Esce oggi su Doppiozero Facciamo a capirci, epilogo del mio romanzo (inedito), omonimo talvolta omologo di questo blog.
Grazie di cuore ad Angelo Orlando Meloni e Ivan Baio, splendidi curatori della sezione Dolce Attesa, e a chi mi ha sopportata e supportata oltre misura nel corso di altre innumerevoli, vane, lunghe attese!

Eerie Kate

2 novembre 2011

Vuoi per “la necessità di coltivare il proprio personale canone letterario e musicale” (cfr. la memorabile lezione su lettura e scrittura tenuta sabato scorso da Simone Caltabellota a questo Festival che mi vide finalista sotto pseudonimo con questo racconto) e il contestuale ricordo di un emozionante libro scoperto a tredici anni, vuoi per Ognissanti e i Defunti trascorsi a lumi accesi, ricordi per interposta persona e parentele ravvivate, vuoi per le lunghe mattine che ancora trascorro a guidare con spericolata cautela nelle scoscese brume campagnole delle contrade teramane*, aspettandomi di veder sbucare ad ogni angolo uno spirito del bosco, fatto sta che non riesco a togliermi più questa canzone, questo video, soprattutto questa soprannaturale cantante dalla testa:

*per essere più precisi, Padune di Montepagano, dove scopro or ora che Ennio Flaiano aveva una nonna!… sono sempre più convinta che il caso non esista, gli spiriti sì.

Consigli imperativi

25 agosto 2011

DECALOGO PER UN DIALOGO (tra lettore e scrittore)

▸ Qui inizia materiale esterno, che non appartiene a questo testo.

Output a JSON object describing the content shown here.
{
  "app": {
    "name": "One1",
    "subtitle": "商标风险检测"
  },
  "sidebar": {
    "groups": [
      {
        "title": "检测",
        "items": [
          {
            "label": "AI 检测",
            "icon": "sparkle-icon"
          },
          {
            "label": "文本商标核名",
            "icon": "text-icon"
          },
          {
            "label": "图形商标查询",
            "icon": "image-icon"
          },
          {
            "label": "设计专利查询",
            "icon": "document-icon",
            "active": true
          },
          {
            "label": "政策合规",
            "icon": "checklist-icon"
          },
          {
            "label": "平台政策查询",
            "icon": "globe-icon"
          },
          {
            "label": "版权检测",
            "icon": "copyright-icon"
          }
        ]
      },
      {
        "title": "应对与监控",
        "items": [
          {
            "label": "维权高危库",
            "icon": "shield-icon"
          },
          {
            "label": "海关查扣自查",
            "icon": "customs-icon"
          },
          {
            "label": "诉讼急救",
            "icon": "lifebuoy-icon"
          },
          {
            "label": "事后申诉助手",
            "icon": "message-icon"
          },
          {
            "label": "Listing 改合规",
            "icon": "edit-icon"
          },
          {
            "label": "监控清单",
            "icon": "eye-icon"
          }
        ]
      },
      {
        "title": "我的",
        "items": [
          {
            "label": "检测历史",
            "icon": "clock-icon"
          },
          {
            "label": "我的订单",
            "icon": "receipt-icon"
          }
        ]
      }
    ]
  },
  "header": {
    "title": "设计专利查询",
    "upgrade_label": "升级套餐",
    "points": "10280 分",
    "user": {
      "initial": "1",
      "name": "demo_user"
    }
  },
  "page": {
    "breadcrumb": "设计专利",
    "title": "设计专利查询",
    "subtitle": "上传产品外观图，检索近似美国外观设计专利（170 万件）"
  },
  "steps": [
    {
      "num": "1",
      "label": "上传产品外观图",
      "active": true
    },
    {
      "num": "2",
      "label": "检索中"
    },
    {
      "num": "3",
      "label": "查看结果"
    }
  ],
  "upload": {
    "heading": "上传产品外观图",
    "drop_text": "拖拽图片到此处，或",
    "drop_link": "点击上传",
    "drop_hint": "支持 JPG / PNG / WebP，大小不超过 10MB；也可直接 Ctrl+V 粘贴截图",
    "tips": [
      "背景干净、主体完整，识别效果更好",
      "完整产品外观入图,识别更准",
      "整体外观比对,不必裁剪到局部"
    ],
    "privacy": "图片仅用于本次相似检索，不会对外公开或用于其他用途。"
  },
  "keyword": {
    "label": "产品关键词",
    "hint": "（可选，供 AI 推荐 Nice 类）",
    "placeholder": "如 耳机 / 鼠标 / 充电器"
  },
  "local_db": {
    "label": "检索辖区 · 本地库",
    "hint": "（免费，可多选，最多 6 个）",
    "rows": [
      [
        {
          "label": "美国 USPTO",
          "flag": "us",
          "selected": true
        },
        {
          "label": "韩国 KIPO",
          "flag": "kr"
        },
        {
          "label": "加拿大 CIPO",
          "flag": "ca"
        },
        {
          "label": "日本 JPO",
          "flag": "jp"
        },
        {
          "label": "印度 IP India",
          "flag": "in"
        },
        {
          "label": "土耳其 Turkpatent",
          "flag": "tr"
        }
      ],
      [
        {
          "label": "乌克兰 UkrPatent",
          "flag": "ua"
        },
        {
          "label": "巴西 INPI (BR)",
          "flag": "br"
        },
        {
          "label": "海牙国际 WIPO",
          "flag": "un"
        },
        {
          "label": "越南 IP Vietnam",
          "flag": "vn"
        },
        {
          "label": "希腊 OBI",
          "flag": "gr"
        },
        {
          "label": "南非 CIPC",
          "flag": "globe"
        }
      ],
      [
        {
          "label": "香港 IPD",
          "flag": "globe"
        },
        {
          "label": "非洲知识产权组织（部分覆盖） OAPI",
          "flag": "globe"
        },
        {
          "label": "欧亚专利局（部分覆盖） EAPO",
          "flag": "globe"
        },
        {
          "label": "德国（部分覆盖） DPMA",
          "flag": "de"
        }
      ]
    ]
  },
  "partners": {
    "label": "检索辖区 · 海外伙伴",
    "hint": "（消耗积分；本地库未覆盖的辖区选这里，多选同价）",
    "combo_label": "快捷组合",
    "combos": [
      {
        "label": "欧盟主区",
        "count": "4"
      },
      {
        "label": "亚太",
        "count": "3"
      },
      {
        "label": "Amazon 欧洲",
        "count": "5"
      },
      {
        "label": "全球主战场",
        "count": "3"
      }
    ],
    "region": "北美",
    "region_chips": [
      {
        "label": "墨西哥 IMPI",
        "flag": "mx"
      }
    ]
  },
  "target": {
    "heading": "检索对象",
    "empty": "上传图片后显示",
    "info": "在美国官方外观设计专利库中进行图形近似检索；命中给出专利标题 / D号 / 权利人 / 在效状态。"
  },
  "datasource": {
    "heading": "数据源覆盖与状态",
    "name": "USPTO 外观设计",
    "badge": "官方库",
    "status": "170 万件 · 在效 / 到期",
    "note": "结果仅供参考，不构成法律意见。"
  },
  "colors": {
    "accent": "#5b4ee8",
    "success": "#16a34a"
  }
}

1. Leggi sempre, leggi tutto, leggi ovunque, leggi comunque.
Io non sono orgoglioso dei libri che ho scritto, sono orgoglioso dei libri che ho letto.
(Jorge Luis Borges)

2. Allunga il tuo sguardo in ogni direzione.
Chi non sa le lingue straniere non sa niente della propria.
(Johann Wolfgang von Goethe)

3. Non cercare di essere trendy. Mai.
Il nuovo non s’inventa: si scopre.
(Giovanni Pascoli)

4. Scrivi per il lettore, non per te.
La cosa fondamentale per uno scrittore è indurre il lettore a voltare pagina.
(Italo Calvino)

5. Guarda dentro te stesso. E poi, apriti. Vedrai che panorama!
La vita non è quella che si è vissuta, ma quella che si ricorda e come la si ricorda per raccontarla.
(Gabriel Garcia Marquez)

6. Farsi capire è più importante che capire.
Una facile lettura è dannatamente difficile da scrivere.
(Nathaniel Hawthorne)

7. Scrivi e riscrivi e riscrivi ancora. Alla fine, usa la lima e lavora di fino.
Il talento costa meno del sale da tavola. Ciò che distingue l’individuo di talento da quello di successo, è solo un sacco di duro lavoro.
(Stephen King)

8. Non aspettare l’ispirazione. Anche se non sei in giornata, dacci dentro e prova lo stesso.
Stile e struttura sono l’essenza di un libro. ‘Grandi idee’ è solo una stupidata.
(Vladimir Nabokov)

9. Non arrenderti mai.
Fate delle sciocchezze, ma fatele con entusiasmo.
(Colette)

10. Non farti scoraggiare da nessuno. Resisti e insisti.
Come faccio a spiegare a mia moglie che quando guardo fuori la finestra sto lavorando?
(Joseph Conrad)

Till Neuburg benemerito autore, su Nuovo e Utile.

Emozioni tipografiche

9 giugno 2011

Le cassettiere scrigni ordinati di caratteri fin troppo mobili, la composizione a mano con il piombo che ti macchia le dita, le lotte (col compositoio prima, col telaio poi) per spaziare, giustificare e bloccare un testo, gli inchiostri vischiosi che bucano l’olfatto, le spatole ferrose per impastarli, e la prova decisiva: quella del torchio… i miei cinque anni nei laboratori dell’Istituto d’Arte, sezione Stampa, rivissuti in un minuto o poco più.

Perché scrivono

4 gennaio 2011

In edizione ridotta e riduttiva rispetto alla celeberrima e rimpianta rubrica Why I Write del Guardian, anche Repubblica se ne esce oggi con un articolo sulle motivazioni degli scrittori alla scrittura. Le più varie e disparate, naturalmente; la mia preferita so far è quella dell’ultimo Nobel per la letteratura, che da bravo ladro di parole riprende una frase di Flaubert: “Scrivere è un modo di vivere“.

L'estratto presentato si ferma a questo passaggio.